In a section entitled "Your personal brand", the guide advises men that "a white or blue shirt with an interesting tie can really lift your look", while "a crumpled beige shirt and stained tie will be depressing for everyone".
For the "ladies", the guide suggests that a personal shopper will provide sartorial advice - and "not only on the right size underwear". Women are warned against looking "crumpled", "frumpy", "tarty" or "lazy".
In a section on "fine dining", the guide notes that it is "the height of vulgarity" to tuck your napkin in to your shirt and that if dropped the napkin should be retrieved "unless the house has a butler or servants".
Trainees are warned to avoid "controversial subjects" while dining. "Dinner is meant to be enjoyed, not to be a forum for debate," the guide says. Sex, politics and religion should not be discussed.
The "strict rules" governing seating plans are also explained: although the hostess governs the table, it is the host who sits at its head, with the wives sitting outwards from him in order of the "importance" of their husbands.
One academic who asked not to be named described the guide as "a broth of self-important snobbery that most us thought had been laughed out of existence in the 1960s".
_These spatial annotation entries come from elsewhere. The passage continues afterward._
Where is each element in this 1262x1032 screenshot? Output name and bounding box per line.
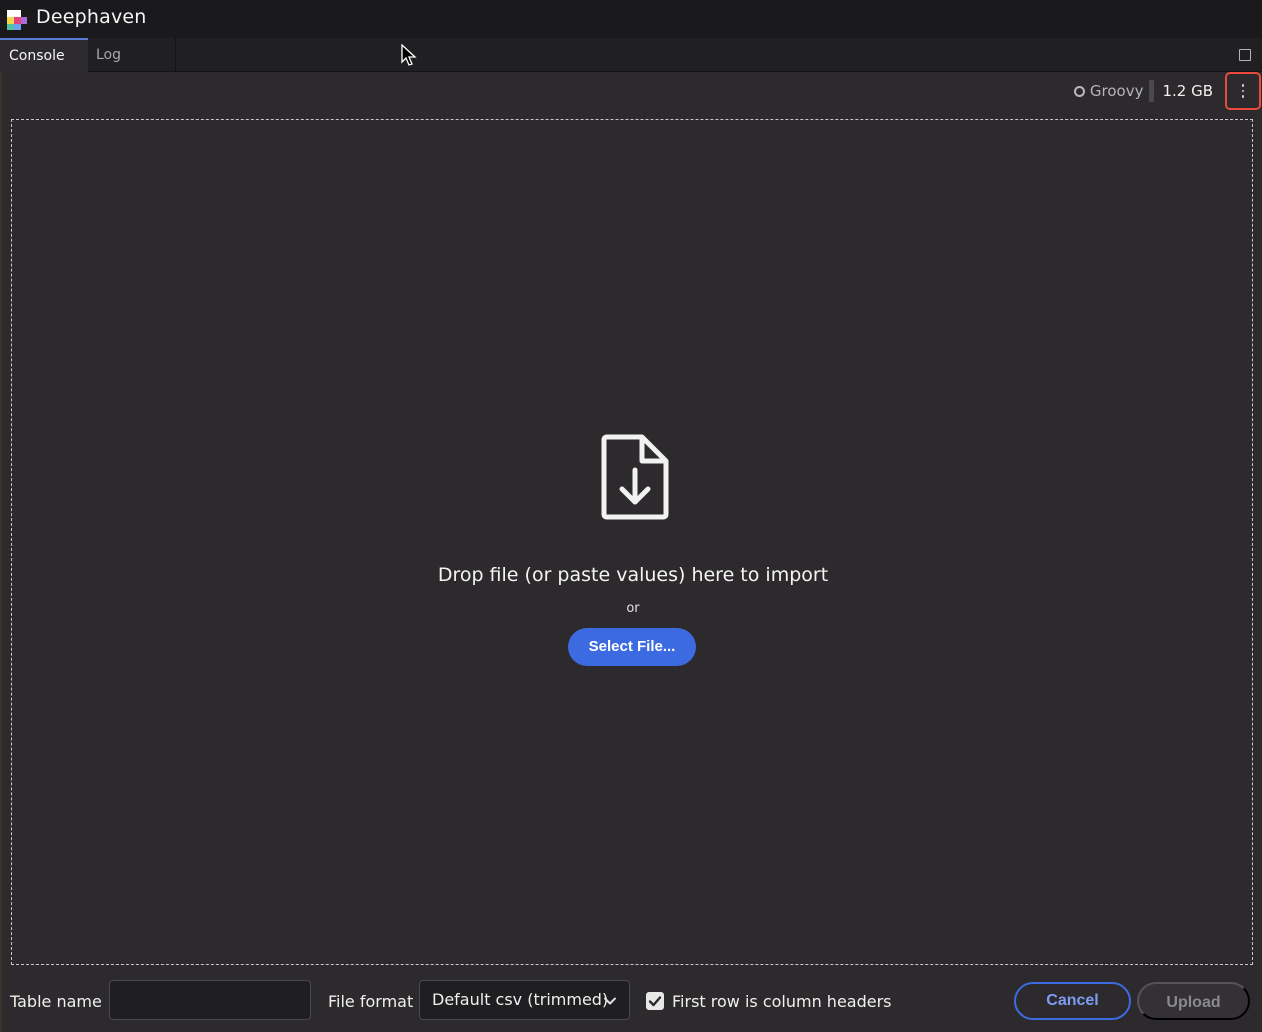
file-download-icon — [601, 434, 669, 520]
first-row-headers-label[interactable]: First row is column headers — [672, 992, 892, 1011]
import-footer: Table name File format Default csv (trim… — [2, 976, 1262, 1032]
maximize-icon[interactable] — [1239, 49, 1251, 61]
file-format-select[interactable]: Default csv (trimmed) — [419, 980, 630, 1020]
table-name-input[interactable] — [109, 980, 311, 1020]
connection-status-icon — [1073, 85, 1085, 97]
file-format-value: Default csv (trimmed) — [432, 990, 609, 1009]
console-status-bar: Groovy 1.2 GB — [1073, 72, 1262, 110]
tab-bar: Console Log — [0, 38, 1262, 72]
app-title: Deephaven — [36, 6, 147, 28]
memory-usage[interactable]: 1.2 GB — [1162, 82, 1213, 100]
more-vertical-icon — [1241, 84, 1245, 87]
table-name-label: Table name — [10, 992, 102, 1011]
memory-bar — [1149, 80, 1155, 102]
first-row-headers-checkbox[interactable] — [646, 992, 664, 1010]
select-file-button[interactable]: Select File... — [568, 628, 696, 666]
app-header: Deephaven — [0, 0, 1262, 38]
file-drop-zone[interactable] — [11, 119, 1253, 965]
more-options-button[interactable] — [1225, 72, 1261, 110]
cancel-button[interactable]: Cancel — [1014, 982, 1131, 1020]
drop-instructions: Drop file (or paste values) here to impo… — [437, 564, 829, 586]
language-label: Groovy — [1089, 82, 1144, 100]
file-format-label: File format — [328, 992, 414, 1011]
console-panel: Groovy 1.2 GB Drop file (or paste values… — [0, 72, 1262, 1032]
chevron-down-icon — [604, 997, 616, 1005]
mouse-cursor-icon — [401, 44, 417, 66]
upload-button[interactable]: Upload — [1137, 982, 1250, 1020]
or-separator: or — [626, 601, 640, 616]
tab-console[interactable]: Console — [0, 38, 88, 72]
checkmark-icon — [648, 996, 662, 1007]
tab-log[interactable]: Log — [88, 38, 176, 72]
deephaven-logo-icon — [7, 10, 27, 30]
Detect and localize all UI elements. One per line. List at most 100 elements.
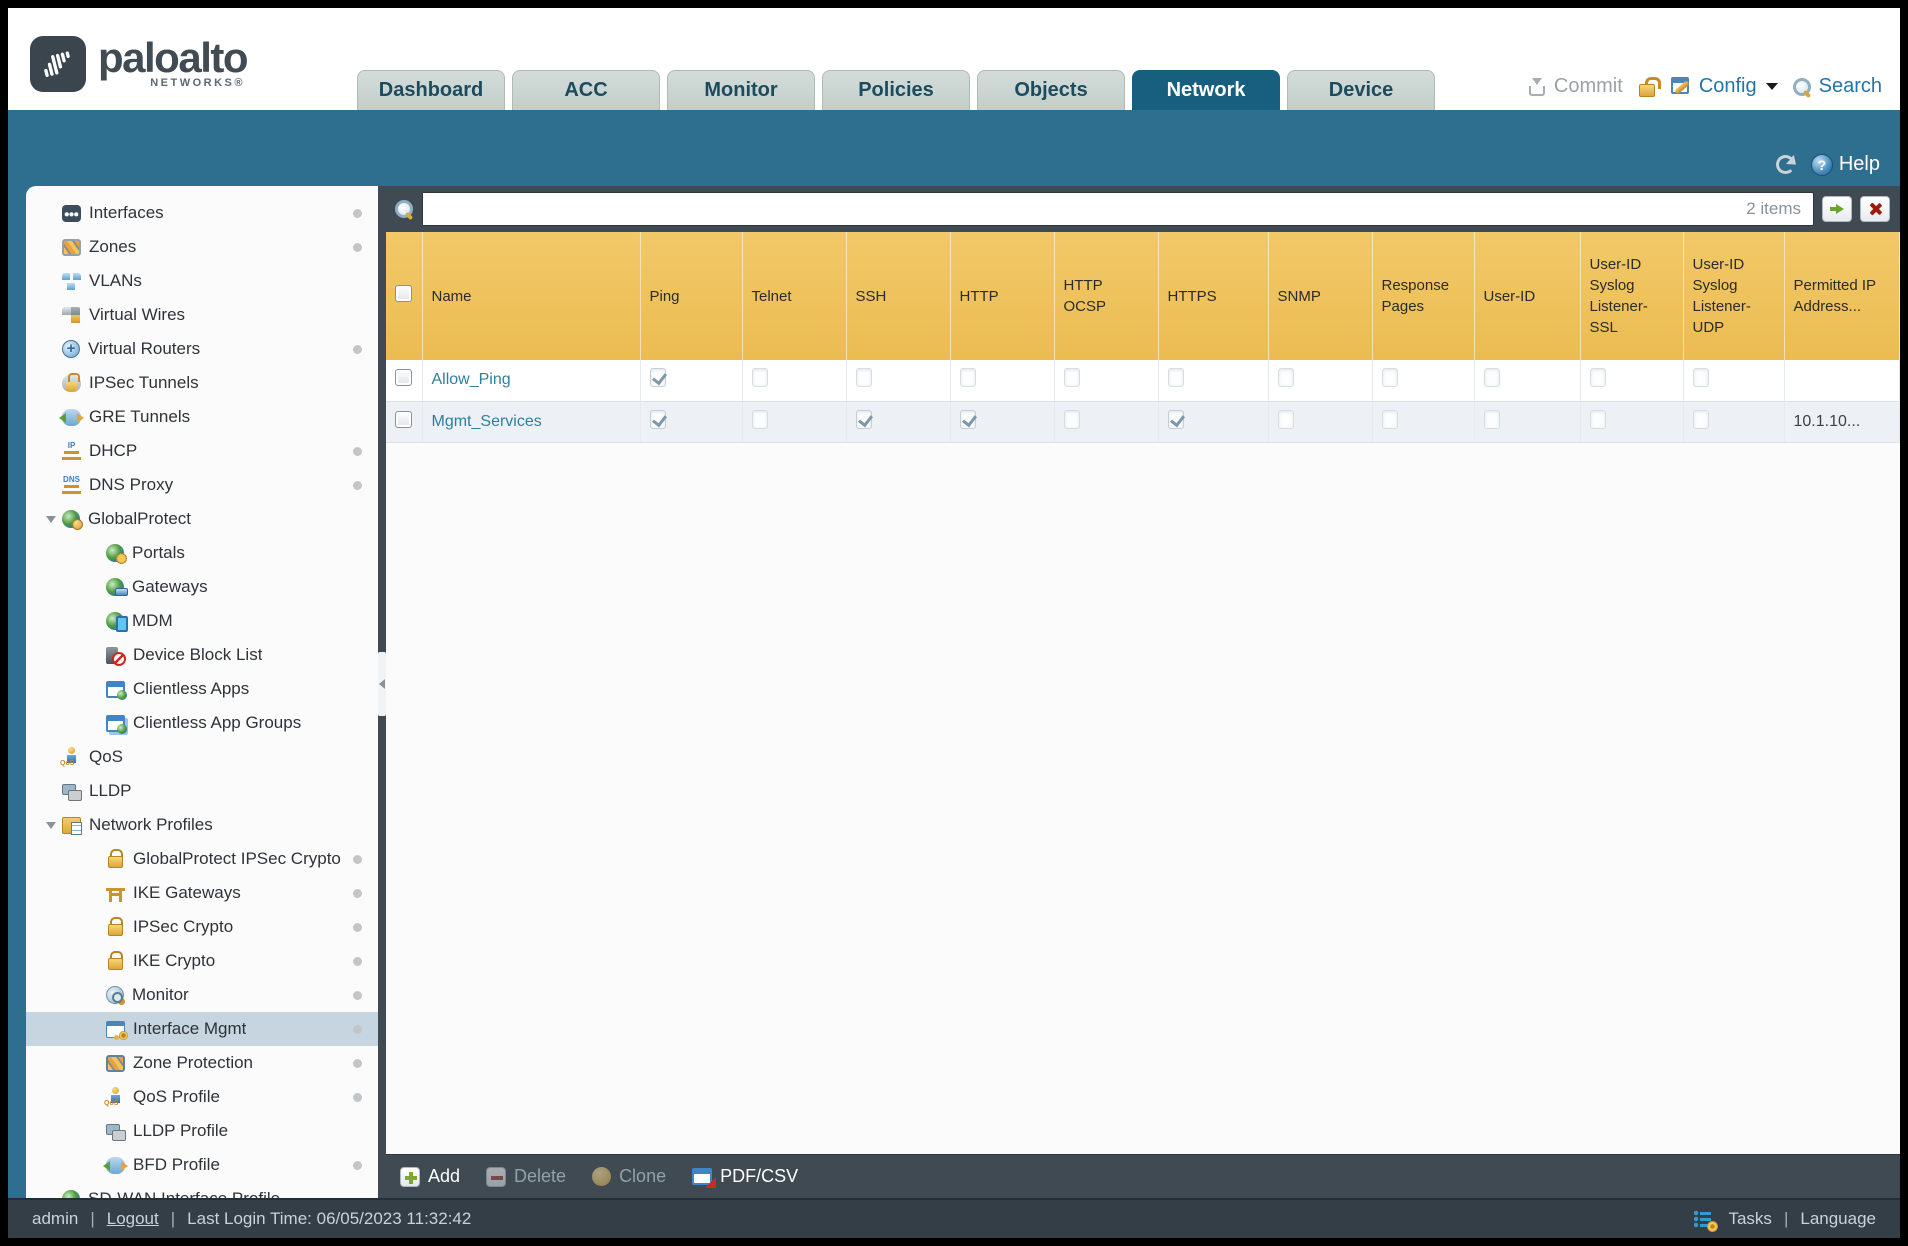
sidebar-item-virtual-routers[interactable]: Virtual Routers <box>26 332 378 366</box>
checked-checkbox[interactable] <box>649 409 666 429</box>
unchecked-checkbox[interactable] <box>855 368 872 388</box>
tab-policies[interactable]: Policies <box>822 70 971 110</box>
expander-triangle-icon[interactable] <box>40 515 62 523</box>
zones-icon <box>62 238 81 256</box>
unchecked-checkbox[interactable] <box>751 368 768 388</box>
unchecked-checkbox[interactable] <box>1277 368 1294 388</box>
unchecked-checkbox[interactable] <box>1692 368 1709 388</box>
commit-button[interactable]: Commit <box>1527 75 1623 98</box>
sidebar-item-virtual-wires[interactable]: Virtual Wires <box>26 298 378 332</box>
sidebar-item-ipsec-crypto[interactable]: IPSec Crypto <box>26 910 378 944</box>
column-header-name[interactable]: Name <box>422 232 641 360</box>
sidebar-item-clientless-app-groups[interactable]: Clientless App Groups <box>26 706 378 740</box>
sidebar-item-device-block-list[interactable]: Device Block List <box>26 638 378 672</box>
column-header-ping[interactable]: Ping <box>640 232 743 360</box>
unchecked-checkbox[interactable] <box>1381 368 1398 388</box>
sidebar-item-dns-proxy[interactable]: DNS Proxy <box>26 468 378 502</box>
sidebar-item-interfaces[interactable]: Interfaces <box>26 196 378 230</box>
sidebar-item-vlans[interactable]: VLANs <box>26 264 378 298</box>
sidebar-item-mdm[interactable]: MDM <box>26 604 378 638</box>
tab-acc[interactable]: ACC <box>512 70 661 110</box>
sidebar-item-monitor[interactable]: Monitor <box>26 978 378 1012</box>
column-header-response-pages[interactable]: Response Pages <box>1372 232 1475 360</box>
sidebar-item-globalprotect-ipsec-crypto[interactable]: GlobalProtect IPSec Crypto <box>26 842 378 876</box>
sidebar-item-zones[interactable]: Zones <box>26 230 378 264</box>
unchecked-checkbox[interactable] <box>1483 409 1500 429</box>
sidebar-item-globalprotect[interactable]: GlobalProtect <box>26 502 378 536</box>
unchecked-checkbox[interactable] <box>1167 368 1184 388</box>
config-menu-button[interactable]: Config <box>1670 75 1778 98</box>
pdf-csv-button[interactable]: PDF/CSV <box>692 1166 798 1188</box>
checked-checkbox[interactable] <box>855 409 872 429</box>
refresh-button[interactable] <box>1775 155 1795 174</box>
column-header-user-id[interactable]: User-ID <box>1474 232 1581 360</box>
unchecked-checkbox[interactable] <box>1381 409 1398 429</box>
sidebar-item-gateways[interactable]: Gateways <box>26 570 378 604</box>
column-header-snmp[interactable]: SNMP <box>1268 232 1373 360</box>
lock-icon[interactable] <box>1637 76 1661 97</box>
unchecked-checkbox[interactable] <box>1589 368 1606 388</box>
tasks-button[interactable]: Tasks <box>1728 1209 1771 1229</box>
sidebar-item-ike-gateways[interactable]: IKE Gateways <box>26 876 378 910</box>
sidebar-item-interface-mgmt[interactable]: Interface Mgmt <box>26 1012 378 1046</box>
globalprotect-icon <box>62 510 83 530</box>
column-header-https[interactable]: HTTPS <box>1158 232 1269 360</box>
logout-link[interactable]: Logout <box>107 1209 159 1229</box>
sidebar-item-zone-protection[interactable]: Zone Protection <box>26 1046 378 1080</box>
delete-button[interactable]: Delete <box>486 1166 566 1187</box>
apply-filter-button[interactable] <box>1822 196 1852 222</box>
checked-checkbox[interactable] <box>649 368 666 388</box>
search-button[interactable]: Search <box>1792 75 1882 98</box>
column-header-uid-syslog-ssl[interactable]: User-ID Syslog Listener-SSL <box>1580 232 1684 360</box>
sidebar-item-dhcp[interactable]: DHCP <box>26 434 378 468</box>
row-checkbox[interactable] <box>395 369 412 387</box>
unchecked-checkbox[interactable] <box>1692 409 1709 429</box>
sidebar-item-sd-wan-interface-profile[interactable]: SD-WAN Interface Profile <box>26 1182 378 1198</box>
select-all-checkbox[interactable] <box>395 284 412 302</box>
checked-checkbox[interactable] <box>1167 409 1184 429</box>
unchecked-checkbox[interactable] <box>751 409 768 429</box>
status-dot <box>353 1058 362 1068</box>
add-button[interactable]: Add <box>400 1166 460 1187</box>
sidebar-item-qos[interactable]: QoS <box>26 740 378 774</box>
sidebar-item-network-profiles[interactable]: Network Profiles <box>26 808 378 842</box>
profile-name-link[interactable]: Allow_Ping <box>432 371 511 388</box>
sidebar-item-ike-crypto[interactable]: IKE Crypto <box>26 944 378 978</box>
column-header-telnet[interactable]: Telnet <box>742 232 847 360</box>
row-checkbox[interactable] <box>395 410 412 428</box>
language-button[interactable]: Language <box>1800 1209 1876 1229</box>
unchecked-checkbox[interactable] <box>1589 409 1606 429</box>
tab-dashboard[interactable]: Dashboard <box>357 70 506 110</box>
sidebar-item-qos-profile[interactable]: QoS Profile <box>26 1080 378 1114</box>
clone-button[interactable]: Clone <box>592 1166 666 1187</box>
filter-input[interactable] <box>423 193 1747 225</box>
checked-checkbox[interactable] <box>959 409 976 429</box>
unchecked-checkbox[interactable] <box>1063 368 1080 388</box>
unchecked-checkbox[interactable] <box>1063 409 1080 429</box>
sidebar-item-clientless-apps[interactable]: Clientless Apps <box>26 672 378 706</box>
column-header-http[interactable]: HTTP <box>950 232 1055 360</box>
sidebar-item-portals[interactable]: Portals <box>26 536 378 570</box>
tab-monitor[interactable]: Monitor <box>667 70 816 110</box>
sidebar-item-lldp-profile[interactable]: LLDP Profile <box>26 1114 378 1148</box>
tab-objects[interactable]: Objects <box>977 70 1126 110</box>
unchecked-checkbox[interactable] <box>959 368 976 388</box>
help-button[interactable]: ? Help <box>1810 153 1880 176</box>
sidebar-item-label: SD-WAN Interface Profile <box>88 1189 280 1198</box>
unchecked-checkbox[interactable] <box>1277 409 1294 429</box>
sidebar-item-ipsec-tunnels[interactable]: IPSec Tunnels <box>26 366 378 400</box>
column-header-http-ocsp[interactable]: HTTP OCSP <box>1054 232 1159 360</box>
unchecked-checkbox[interactable] <box>1483 368 1500 388</box>
tab-network[interactable]: Network <box>1132 70 1281 110</box>
sidebar-item-bfd-profile[interactable]: BFD Profile <box>26 1148 378 1182</box>
tab-device[interactable]: Device <box>1287 70 1436 110</box>
sidebar-item-lldp[interactable]: LLDP <box>26 774 378 808</box>
sidebar-collapse-handle[interactable] <box>378 186 386 1198</box>
expander-triangle-icon[interactable] <box>40 821 62 829</box>
column-header-ssh[interactable]: SSH <box>846 232 951 360</box>
clear-filter-button[interactable] <box>1860 196 1890 222</box>
column-header-permitted-ip[interactable]: Permitted IP Address... <box>1784 232 1900 360</box>
profile-name-link[interactable]: Mgmt_Services <box>432 413 542 430</box>
column-header-uid-syslog-udp[interactable]: User-ID Syslog Listener-UDP <box>1683 232 1785 360</box>
sidebar-item-gre-tunnels[interactable]: GRE Tunnels <box>26 400 378 434</box>
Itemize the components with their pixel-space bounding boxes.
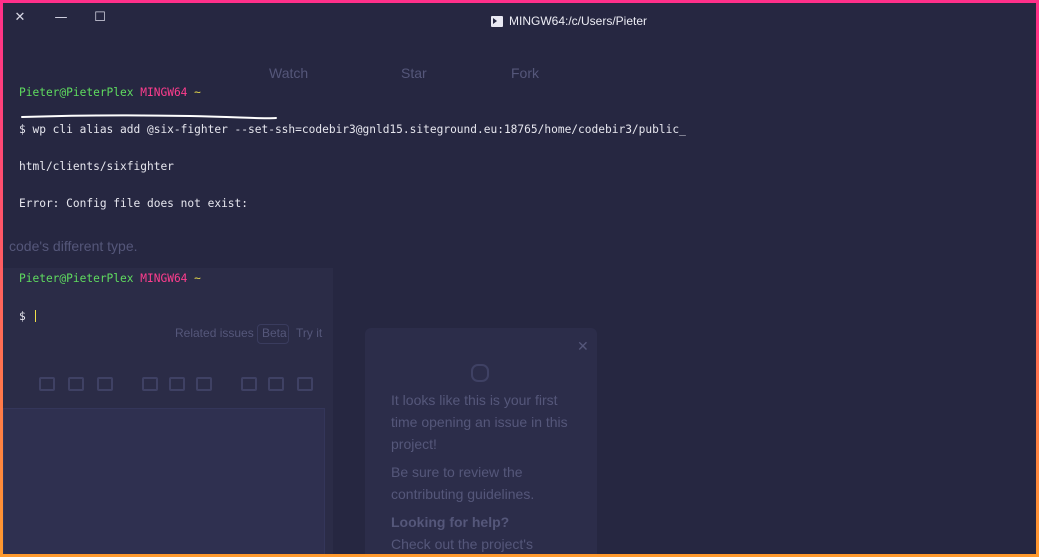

POLITE ADVICE FROM LEEDS MET MANNERS
- Ladies should wear fewer than ten items of jewellery including both earrings;
- Think about getting a nice watch for your next birthday;
- Incorporate regular haircuts into your diary;
- Give up smoking;
- Make sure underwear fits and is unobtrusive;
- Some topics are suitable for pre-dinner drinks, such as the weather ("It's a lovely day today, isn't it?") and nature ("The campus looks wonderful, doesn't it?");
- Later on, more serious subjects such as sport, family and holidays may be broached, but it is "safer to avoid gossip and politics" and complaints;
- Food is, however, recommended as a safe topic. The suggested way in is: "I had a lovely Chinese meal last night - do you like Chinese food?"
- "Make a positive choice every morning - be in a bad mood and ruin your day; be in a good mood and make the day of everyone around you".
- Never touch glasses with other guests when toasting;
- To tap your glass with a utensil is "the height of rudeness" - it is "sufficient to clear your throat";
- Never use a toothpick at the table or blow your nose - especially not on the napkin;
- Do not salt your meal before you have tasted it as "it is an insult to your hostess".